Backing a Latino in this district has mattered to United Teachers Los Angeles in the past, but after recent elections losses, union leaders think they have a winner in Goldberg, who has alliances within the Latino community. Goldberg previously served on the school board and the L.A. City Council as well as in the state Legislature. A wildcard for UTLA is the effect of a teachers strike planned for Jan. 10, which could work for or against the union’s endorsed candidate.

The ideal candidate in this race would be a Latina, according to some consultants.

Three Latinos in the race would be hard sells for charter supporters: School counselor Graciela Ortiz is active in UTLA. Cynthia Gonzalez works as a principal at a district-run school. Activist Rocio Rivas led protests calling for Rodriguez to resign.

The other Latino candidates are: Salvador “Chamba” Sanchez, a community college instructor; David Valdez, an L.A. County arts commissioner; Nestor Enrique Valencia, a Bell City Council member; and Ana Cubas, a community college instructor and former L.A. City Council aide who ran unsuccessfully for the council in 2013.

For the charter group, no one stood out.

Four of the Latino candidates banded together to urge UTLA and the charter group to endorse one or more Latinos.

“As the ‘Charter School vs. Public School’ debate rages on and political heavyweights attempt to bully their way into installing their own,” Cubas, Sanchez, Valencia and Gonzalez said in a joint statement, “this is a familiar scenario for the Latino candidates in this race. The district has long left its Latino students behind in academic achievement and access to public education.”
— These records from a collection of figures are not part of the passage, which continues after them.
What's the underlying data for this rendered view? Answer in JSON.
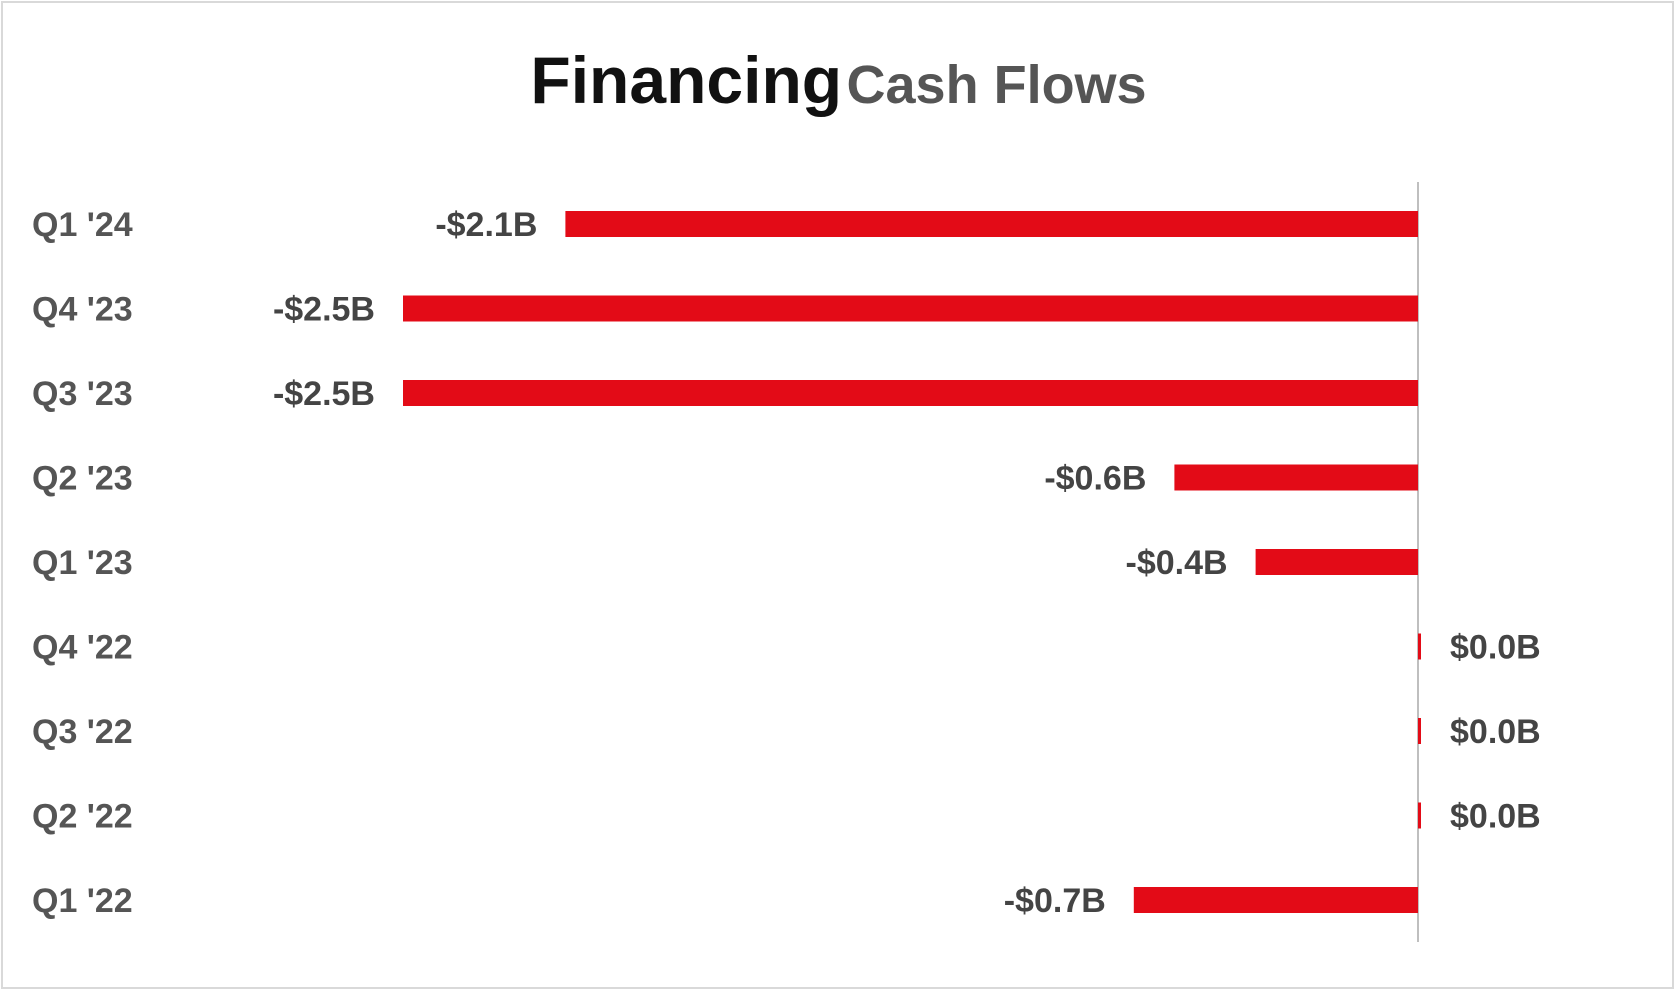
{
  "chart_data": {
    "type": "bar",
    "orientation": "horizontal",
    "title_main": "Financing",
    "title_sub": "Cash Flows",
    "categories": [
      "Q1 '24",
      "Q4 '23",
      "Q3 '23",
      "Q2 '23",
      "Q1 '23",
      "Q4 '22",
      "Q3 '22",
      "Q2 '22",
      "Q1 '22"
    ],
    "values": [
      -2.1,
      -2.5,
      -2.5,
      -0.6,
      -0.4,
      0.0,
      0.0,
      0.0,
      -0.7
    ],
    "data_labels": [
      "-$2.1B",
      "-$2.5B",
      "-$2.5B",
      "-$0.6B",
      "-$0.4B",
      "$0.0B",
      "$0.0B",
      "$0.0B",
      "-$0.7B"
    ],
    "xlim": [
      -2.5,
      0
    ],
    "bar_color": "#e30b17",
    "axis_color": "#bfbfbf",
    "grid": false,
    "legend": "none"
  }
}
Other candidates, including a couple who dropped out of the race, originally endorsed the one-and-a-half-page statement, but disagreements developed among the group.

The charter group’s neutral stance may not carry over to a likely May runoff between the top two primary finishers, regardless of their ethnicity.

“It is naive to think this is a retreat or respite on their part,” said Juan Flecha, president of the union that represents school administrators. His union, which lacks big-money resources, has endorsed both Goldberg and Gonzalez.

Even in the primary, a pro-charter mega-donor could step in to fund a campaign. That could work better for charter supporters because the official charter group has the baggage of past ties to Rodriguez, said one political consultant, who requested anonymity because of connections to more than one candidate.

Another consultant, Mike Trujillo, who has worked mostly against UTLA-backed candidates, agreed: “It only takes some limited paperwork and a check to become a player in the primary.”

But it might make sense, he said, for the charter group to bide its time while teachers union president Alex Caputo-Pearl spends a lot on the teachers strike and on Goldberg in the primary.
“I suspect CCSA is gonna just get out of Alex’s way and let him spend away,” Trujillo said.